By the play’s end, Agamemnon has become almost a background figure, swept along by events rather than directing them. When Hector is slain—killed not in honourable single combat but murdered by Achilles and his mercenary Myrmidons—Agamemnon receives the news as a military victory to be announced and celebrated. His final words affirm that “Great Troy is ours, and our sharp wars are ended,” a proclamation that treats the war as a question of policy and territorial gain rather than the moral catastrophe the play has depicted. Agamemnon remains throughout a voice of authority and order, yet the play subtly suggests that his authority rests on rhetoric and procedure rather than on any deeper understanding of the human reality beneath the machinery of command.

Key quotes

Take but degree away, untune that string, And hark what discord follows!

Take away rank, untune that string, And listen, what discord follows!

Agamemnon · Act 1, Scene 3

Ulysses warns that without hierarchy and structure, society collapses into anarchy. The line is famous because the image of an untuned string producing discord is unforgettable, and because it has been cited for centuries as Shakespeare's defense of social order. Yet the play reveals Ulysses himself as willing to break that very hierarchy when it suits his purposes, making the line less a philosophy than a weapon of rhetoric.

What is aught, but as 'tis valued?

What is anything, but only what it's worth?
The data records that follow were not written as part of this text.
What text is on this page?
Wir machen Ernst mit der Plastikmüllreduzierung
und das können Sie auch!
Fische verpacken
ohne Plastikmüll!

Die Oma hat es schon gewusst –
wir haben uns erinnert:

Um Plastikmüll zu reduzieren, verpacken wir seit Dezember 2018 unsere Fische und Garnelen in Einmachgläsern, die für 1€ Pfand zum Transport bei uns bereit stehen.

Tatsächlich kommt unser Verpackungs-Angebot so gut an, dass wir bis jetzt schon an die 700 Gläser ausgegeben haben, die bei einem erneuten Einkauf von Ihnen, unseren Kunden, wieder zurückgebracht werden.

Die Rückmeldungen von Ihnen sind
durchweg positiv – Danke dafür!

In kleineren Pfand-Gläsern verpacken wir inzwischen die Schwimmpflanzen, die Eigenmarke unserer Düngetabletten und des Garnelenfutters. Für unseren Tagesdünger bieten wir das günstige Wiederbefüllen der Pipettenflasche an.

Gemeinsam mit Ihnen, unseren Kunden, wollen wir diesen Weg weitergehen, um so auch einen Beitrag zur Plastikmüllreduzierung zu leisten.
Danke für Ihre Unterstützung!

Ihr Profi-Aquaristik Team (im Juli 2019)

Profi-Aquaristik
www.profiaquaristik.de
Agamemnon · Act 2, Scene 2

Troilus answers Hector's moral argument with a radical question: is there any such thing as objective worth, or is value only what someone is willing to pay for it? The line resonates because it applies to everything in the play—Helen, Cressida, honor itself—and because it suggests a world where commodities and people are traded interchangeably. It is the philosophy that justifies the marketplace mentality of the entire drama.

Time hath, my lord, a wallet at his back, Wherein he puts alms for oblivion,

Time, my lord, has a bag on his back, Where he puts gifts for forgetfulness,

Agamemnon · Act 3, Scene 3

Ulysses warns Achilles that time forgets yesterday's heroes as easily as it discards trash. The image of Time as a beggar with a wallet full of forgetting is one of Shakespeare's most haunting, and it applies to everyone in the play. No matter what glory one achieves, Time will erase it; the only defense is relentless action and constant renewal of one's fame in the present moment.